Afin d’aider le chien de prairie, le putois et d’autres espèces de prairies, le parc national du Canada des Prairies a été créé. Les premières réintroductions d’espèces y ont eu lieu en 2009. Trente-quatre putois en captivité, y compris certains individus du zoo de Toronto, y ont été libérés. Initialement, près de 90 % des putois réintroduis ont péri dans les deux semaines de leur libération en raison de leur manque de compétences de survie dans la nature. Depuis, les putois ont subi un « camp d’entraînement » pour leur apprendre à chasser, trouver des abris et fuir les prédateurs.

Grâce à ce camp d’entraînement et aux vaccins administrés aux putois, ils ont maintenant 10 fois plus de chance de survivre à l’état sauvage. Or, l’espèce n’a pas pour autant fait un grand retour. Il y a eu des signes de réussite pendant une période, mais les chercheurs n’ont trouvé aucun survivant récemment et ont donc décidé d’arrêter temporairement la réintroduction de cette espèce jusqu’à ce qu’on puisse trouver des habitats et une source de proies convenables.

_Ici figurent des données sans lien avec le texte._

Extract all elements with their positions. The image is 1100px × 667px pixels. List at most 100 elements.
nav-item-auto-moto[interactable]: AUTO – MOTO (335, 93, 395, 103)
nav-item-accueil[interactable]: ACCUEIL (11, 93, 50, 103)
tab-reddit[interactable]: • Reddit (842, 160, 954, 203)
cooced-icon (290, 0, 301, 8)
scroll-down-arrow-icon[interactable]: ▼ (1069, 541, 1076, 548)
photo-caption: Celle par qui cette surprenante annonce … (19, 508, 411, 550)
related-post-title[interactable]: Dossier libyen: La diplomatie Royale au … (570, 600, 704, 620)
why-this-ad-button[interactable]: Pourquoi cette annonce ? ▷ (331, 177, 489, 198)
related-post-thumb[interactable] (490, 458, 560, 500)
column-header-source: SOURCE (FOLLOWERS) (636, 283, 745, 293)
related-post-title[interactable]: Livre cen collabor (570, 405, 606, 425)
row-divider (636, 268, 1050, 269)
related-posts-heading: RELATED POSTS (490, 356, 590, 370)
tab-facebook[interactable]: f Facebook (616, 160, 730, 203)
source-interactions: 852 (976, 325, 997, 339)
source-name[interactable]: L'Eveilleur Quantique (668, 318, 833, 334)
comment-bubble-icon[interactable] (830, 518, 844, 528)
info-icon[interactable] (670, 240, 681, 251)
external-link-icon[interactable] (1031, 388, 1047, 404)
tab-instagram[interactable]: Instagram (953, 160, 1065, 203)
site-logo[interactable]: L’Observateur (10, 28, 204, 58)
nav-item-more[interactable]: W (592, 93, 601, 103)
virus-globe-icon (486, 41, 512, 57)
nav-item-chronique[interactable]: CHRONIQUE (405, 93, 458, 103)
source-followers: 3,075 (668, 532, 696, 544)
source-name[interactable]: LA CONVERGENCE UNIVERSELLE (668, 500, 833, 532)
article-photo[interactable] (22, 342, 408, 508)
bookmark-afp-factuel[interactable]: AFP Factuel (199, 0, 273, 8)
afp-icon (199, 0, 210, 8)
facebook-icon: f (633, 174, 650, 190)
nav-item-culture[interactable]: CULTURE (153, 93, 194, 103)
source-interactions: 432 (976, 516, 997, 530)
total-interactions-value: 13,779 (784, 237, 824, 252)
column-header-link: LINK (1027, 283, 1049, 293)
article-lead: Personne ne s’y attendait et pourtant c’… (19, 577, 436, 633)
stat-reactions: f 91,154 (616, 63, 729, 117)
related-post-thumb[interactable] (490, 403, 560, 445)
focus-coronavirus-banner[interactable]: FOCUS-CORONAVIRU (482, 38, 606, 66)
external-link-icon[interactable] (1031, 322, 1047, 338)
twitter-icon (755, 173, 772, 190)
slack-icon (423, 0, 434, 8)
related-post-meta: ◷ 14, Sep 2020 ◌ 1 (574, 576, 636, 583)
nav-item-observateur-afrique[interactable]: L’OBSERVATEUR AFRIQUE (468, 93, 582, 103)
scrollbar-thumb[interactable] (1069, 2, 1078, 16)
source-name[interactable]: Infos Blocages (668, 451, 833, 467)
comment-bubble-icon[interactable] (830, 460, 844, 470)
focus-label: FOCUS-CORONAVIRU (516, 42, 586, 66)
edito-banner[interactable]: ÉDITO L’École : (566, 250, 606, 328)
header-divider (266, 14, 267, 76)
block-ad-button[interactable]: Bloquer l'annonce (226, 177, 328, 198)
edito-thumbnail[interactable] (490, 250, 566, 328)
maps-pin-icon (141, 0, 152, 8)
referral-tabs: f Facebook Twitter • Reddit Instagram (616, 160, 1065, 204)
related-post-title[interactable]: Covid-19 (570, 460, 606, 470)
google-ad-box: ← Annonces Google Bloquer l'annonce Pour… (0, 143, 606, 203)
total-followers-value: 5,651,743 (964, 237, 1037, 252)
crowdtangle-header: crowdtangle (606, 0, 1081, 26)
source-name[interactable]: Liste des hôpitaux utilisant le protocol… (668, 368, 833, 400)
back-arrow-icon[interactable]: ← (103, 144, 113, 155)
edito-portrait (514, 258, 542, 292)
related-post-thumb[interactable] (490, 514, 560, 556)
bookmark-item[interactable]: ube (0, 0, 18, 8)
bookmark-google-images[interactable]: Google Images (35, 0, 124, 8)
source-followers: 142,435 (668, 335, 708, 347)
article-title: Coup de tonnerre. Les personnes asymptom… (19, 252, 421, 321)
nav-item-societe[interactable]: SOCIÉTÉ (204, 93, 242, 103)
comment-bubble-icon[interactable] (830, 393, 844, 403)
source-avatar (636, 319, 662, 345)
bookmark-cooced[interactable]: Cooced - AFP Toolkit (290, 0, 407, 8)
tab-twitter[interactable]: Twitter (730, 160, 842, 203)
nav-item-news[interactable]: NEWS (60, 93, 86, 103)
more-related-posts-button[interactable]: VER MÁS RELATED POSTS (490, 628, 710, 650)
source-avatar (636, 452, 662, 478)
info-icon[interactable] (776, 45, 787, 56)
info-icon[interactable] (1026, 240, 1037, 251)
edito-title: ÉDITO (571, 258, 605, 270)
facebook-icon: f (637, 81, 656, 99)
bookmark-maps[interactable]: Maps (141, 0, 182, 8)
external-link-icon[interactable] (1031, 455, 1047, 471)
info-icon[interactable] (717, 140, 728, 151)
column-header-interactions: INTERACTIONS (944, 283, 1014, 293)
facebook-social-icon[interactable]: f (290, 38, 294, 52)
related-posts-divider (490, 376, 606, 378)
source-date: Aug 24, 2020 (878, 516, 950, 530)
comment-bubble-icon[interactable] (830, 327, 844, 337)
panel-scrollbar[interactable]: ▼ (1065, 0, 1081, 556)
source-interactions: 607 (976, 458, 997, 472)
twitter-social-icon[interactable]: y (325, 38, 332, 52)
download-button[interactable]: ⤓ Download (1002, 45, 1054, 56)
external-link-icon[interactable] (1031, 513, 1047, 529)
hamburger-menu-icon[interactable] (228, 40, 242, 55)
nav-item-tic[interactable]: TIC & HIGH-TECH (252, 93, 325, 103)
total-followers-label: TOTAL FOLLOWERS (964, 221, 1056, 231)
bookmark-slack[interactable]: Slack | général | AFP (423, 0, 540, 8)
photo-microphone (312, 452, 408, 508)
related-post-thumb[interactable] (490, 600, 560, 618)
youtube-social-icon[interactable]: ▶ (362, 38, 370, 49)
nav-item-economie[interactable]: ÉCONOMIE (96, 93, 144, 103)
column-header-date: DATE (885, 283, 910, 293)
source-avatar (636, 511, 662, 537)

Le jeu en vaut-il la chandelle?

La loutre de mer et le putois d’Amérique ne sont que deux exemples qui démontrent la complexité du processus de réintroduction et la nécessité pour les scientifiques d’avoir des connaissances approfondies sur une espèce pour que cette réintroduction puisse fonctionner.

Est-ce que le jeu en vaut la chandelle? Si l’espèce a été bien étudiée et que les menaces ont disparu, la réponse est sans aucun doute « oui ». Tous les Canadiens qui ont pu voir (moi y comprise) des loutres de mer jouer dans l’océan Pacifique pourront en témoigner.